Спустя много лет, уже умудренным человеком и опытнейшим военным, Сеславин писал: «С 1807 года, когда я принужден был оставить службу по неудовольствию, я решил предпринять путешествие в Ост-Индию, собрав наперед нужные сведения о странах, которые я должен был проходить. Рассуждая часто об Англии и о причинах возвышения ее, утвердился в той мысли, что не в Европе должно искать средств ослабить влияние Англии, но в Ост-Индии. Россия к ней ближе всех; одна Россия в состоянии разрушить владычество англичан в Индии и овладеть всеми источниками ее богатства и могущества…»

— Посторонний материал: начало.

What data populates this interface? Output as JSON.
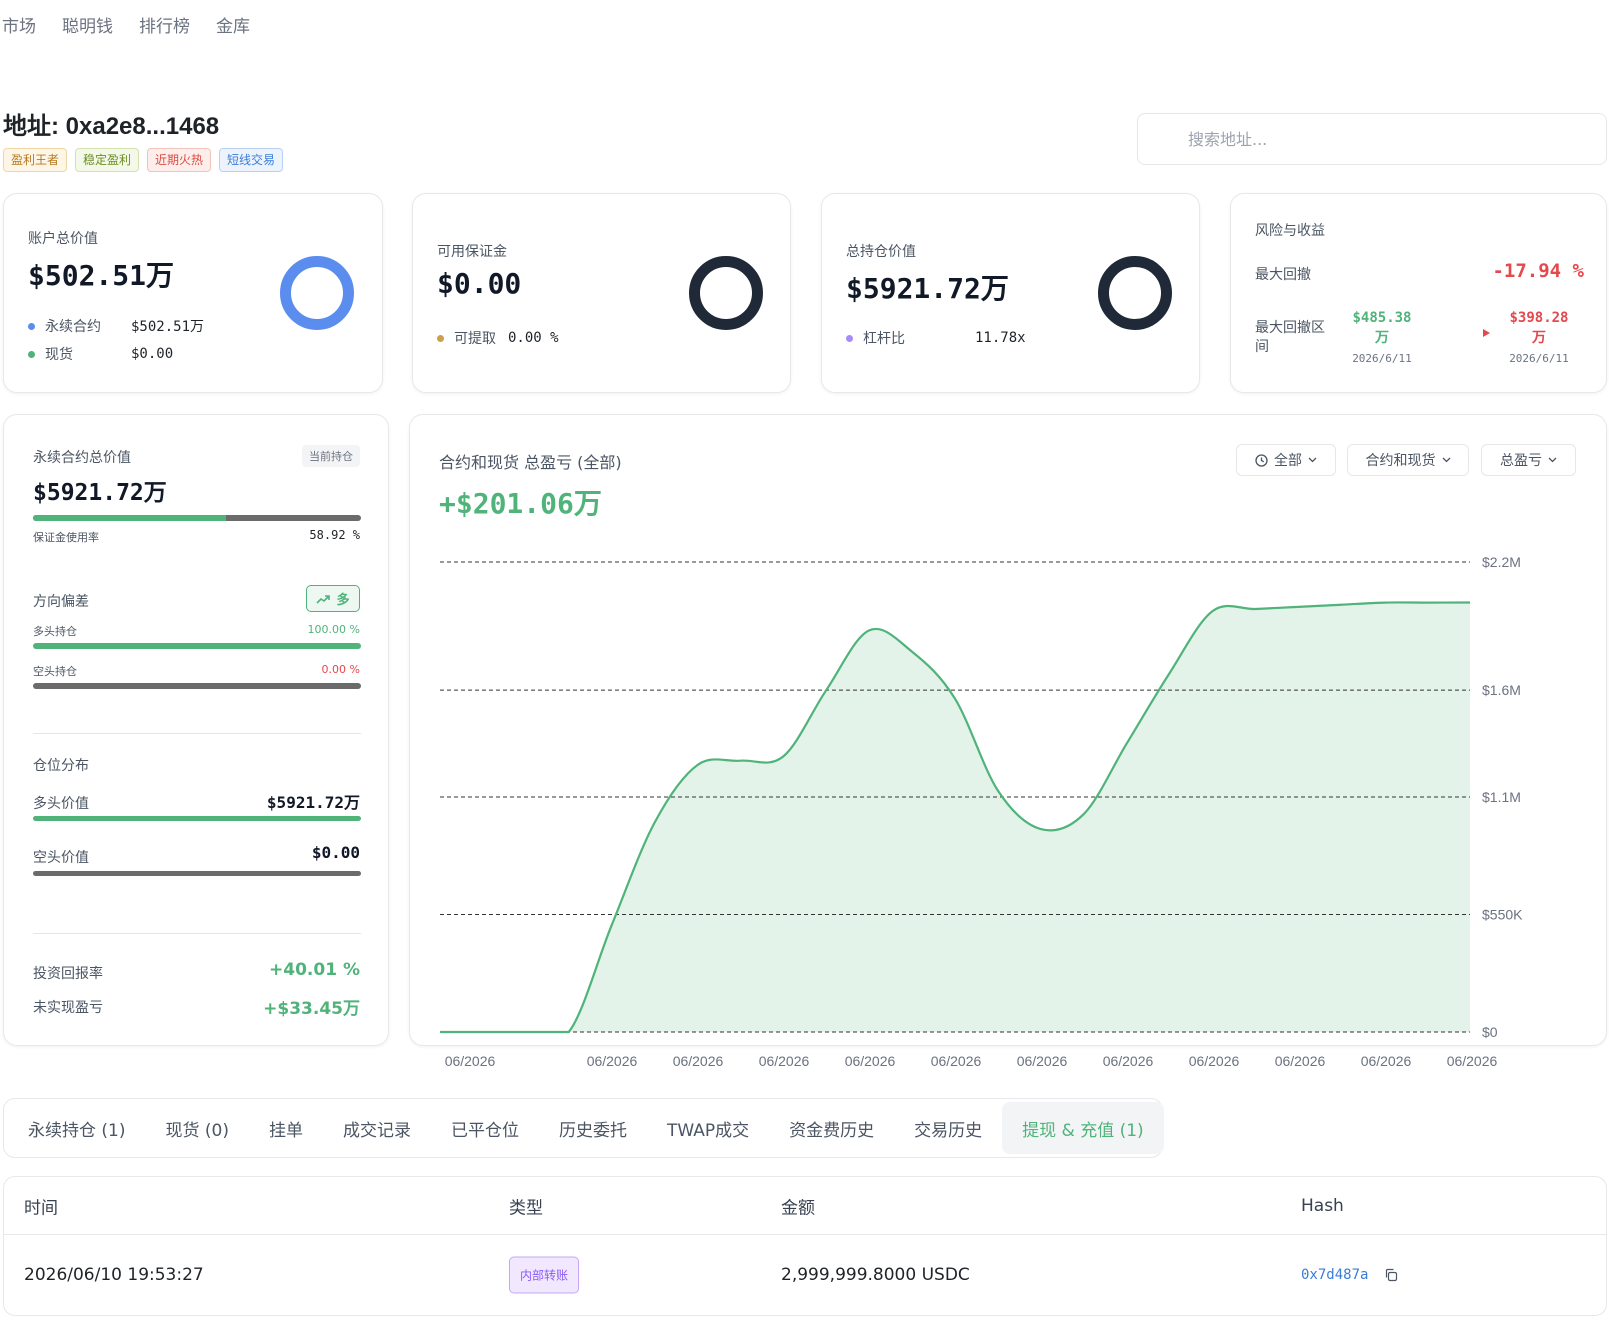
{
  "nav": {
    "items": [
      "市场",
      "聪明钱",
      "排行榜",
      "金库"
    ]
  },
  "header": {
    "address_label": "地址: 0xa2e8...1468",
    "tags": [
      "盈利王者",
      "稳定盈利",
      "近期火热",
      "短线交易"
    ],
    "search_placeholder": "搜索地址..."
  },
  "cards": {
    "account": {
      "label": "账户总价值",
      "value": "$502.51万",
      "rows": [
        {
          "label": "永续合约",
          "value": "$502.51万",
          "color": "#5b8def"
        },
        {
          "label": "现货",
          "value": "$0.00",
          "color": "#4fb37a"
        }
      ],
      "ring_color": "#5b8def"
    },
    "margin": {
      "label": "可用保证金",
      "value": "$0.00",
      "rows": [
        {
          "label": "可提取",
          "value": "0.00 %",
          "color": "#c9a04e"
        }
      ],
      "ring_color": "#1f2937"
    },
    "position": {
      "label": "总持仓价值",
      "value": "$5921.72万",
      "rows": [
        {
          "label": "杠杆比",
          "value": "11.78x",
          "color": "#a78bfa"
        }
      ],
      "ring_color": "#1f2937"
    },
    "risk": {
      "label": "风险与收益",
      "max_drawdown_label": "最大回撤",
      "max_drawdown_value": "-17.94 %",
      "range_label": "最大回撤区间",
      "from_value": "$485.38 万",
      "from_date": "2026/6/11",
      "to_value": "$398.28 万",
      "to_date": "2026/6/11"
    }
  },
  "detail": {
    "perp_label": "永续合约总价值",
    "current_badge": "当前持仓",
    "perp_value": "$5921.72万",
    "margin_usage_label": "保证金使用率",
    "margin_usage_value": "58.92 %",
    "margin_usage": 0.5892,
    "direction_label": "方向偏差",
    "direction_badge": "多",
    "long_label": "多头持仓",
    "long_pct": "100.00 %",
    "long_fraction": 1.0,
    "short_label": "空头持仓",
    "short_pct": "0.00 %",
    "short_fraction": 0.0,
    "distribution_label": "仓位分布",
    "long_value_label": "多头价值",
    "long_value": "$5921.72万",
    "long_value_fraction": 1.0,
    "short_value_label": "空头价值",
    "short_value": "$0.00",
    "short_value_fraction": 0.0,
    "roi_label": "投资回报率",
    "roi_value": "+40.01 %",
    "unrealized_label": "未实现盈亏",
    "unrealized_value": "+$33.45万"
  },
  "chart_panel": {
    "title": "合约和现货 总盈亏 (全部)",
    "total": "+$201.06万",
    "controls": [
      "全部",
      "合约和现货",
      "总盈亏"
    ]
  },
  "chart_data": {
    "type": "area",
    "title": "合约和现货 总盈亏 (全部)",
    "x": [
      "06/2026",
      "06/2026",
      "06/2026",
      "06/2026",
      "06/2026",
      "06/2026",
      "06/2026",
      "06/2026",
      "06/2026",
      "06/2026",
      "06/2026",
      "06/2026",
      "06/2026",
      "06/2026",
      "06/2026",
      "06/2026",
      "06/2026",
      "06/2026",
      "06/2026",
      "06/2026",
      "06/2026",
      "06/2026",
      "06/2026",
      "06/2026",
      "06/2026"
    ],
    "values": [
      0,
      0,
      0,
      0,
      500000,
      980000,
      1250000,
      1270000,
      1290000,
      1600000,
      1880000,
      1780000,
      1560000,
      1130000,
      950000,
      1020000,
      1350000,
      1680000,
      1970000,
      1980000,
      1990000,
      2000000,
      2010000,
      2010000,
      2010600
    ],
    "x_tick_labels": [
      "06/2026",
      "06/2026",
      "06/2026",
      "06/2026",
      "06/2026",
      "06/2026",
      "06/2026",
      "06/2026",
      "06/2026",
      "06/2026",
      "06/2026",
      "06/2026"
    ],
    "y_ticks": [
      0,
      550000,
      1100000,
      1600000,
      2200000
    ],
    "y_tick_labels": [
      "$0",
      "$550K",
      "$1.1M",
      "$1.6M",
      "$2.2M"
    ],
    "ylim": [
      0,
      2200000
    ],
    "grid": true,
    "line_color": "#4fb37a",
    "fill_color": "#e3f3e9"
  },
  "tabs": [
    "永续持仓 (1)",
    "现货 (0)",
    "挂单",
    "成交记录",
    "已平仓位",
    "历史委托",
    "TWAP成交",
    "资金费历史",
    "交易历史",
    "提现 & 充值 (1)"
  ],
  "active_tab": 9,
  "table": {
    "headers": [
      "时间",
      "类型",
      "金额",
      "Hash"
    ],
    "rows": [
      {
        "time": "2026/06/10 19:53:27",
        "type": "内部转账",
        "amount": "2,999,999.8000 USDC",
        "hash": "0x7d487a"
      }
    ]
  }
}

Рассуждая о наибольшей опасности для России со стороны Британской колониальной империи через граничащие с российскими пределами странами Востока, молодой гвардейский офицер предвидел многое, проявившееся позже, и был совершенно прав. Однако ни власти (в лице приближенных к императору сановников), ни официальная дипломатия, ни военные чины, ни мнение образованной части общества не обращались к этой мысли.
Недостаток средств не позволил Сеславину осуществить столь рискованное предприятие. Совершить путешествие в Индию было невозможно по многим причинам, не только сугубо материальным. Кругом под разными обличьями кишела британская и французская агентура. Русская дипломатия контролировалась преимущественно иностранцами. Это никому (в первую очередь императору) не казалось по меньшей мере удивительным.
С прежней увлеченностью (чем занимался он с удовольствием и в Шляхетском корпусе) Сеславин продолжал изучение военной литературы. Труд французского теоретика Жомини пользовался огромной популярностью не только среди военных. Доходило до того, что его «Рассуждения о великих военных действиях» цитировали при дамах в модных салонах Петербурга. Преклонение перед Бонапартом и теориями французских менторов заслоняло в сознании светских франтов и «львиц» сожаление о гибели тысяч русских солдат. Но Сеславин не исключал полезности некоторых положений Жомини. Он внимательно листал и другие книги по искусству боевых действий. Особенное восхищение будили в его сознании описания походов Ганнибала, Цезаря и несравненного русского предводителя армий Александра Васильевича Суворова. Чтение этих книг расширяло кругозор молодого офицера, обогащало его теоритические познания. Кроме «командного образования» Сеславин перечитывает книги авторов, которые в те годы были «властителями дум» европейцев: «Рассуждения о всеобщей истории» Боссюэ, «Приключения Телемака» Фенелона и, конечно, «Исповедь» Руссо. Не исключался и Вольтер. Русская литература еще только начинала прорастать, предвещая будущих гениев.
Здоровье возвращалось медленно. Но все-таки возвращалось. И не столько от припарок и бальзамов сомнительных эскулапов, сколько от внутренних сил молодости.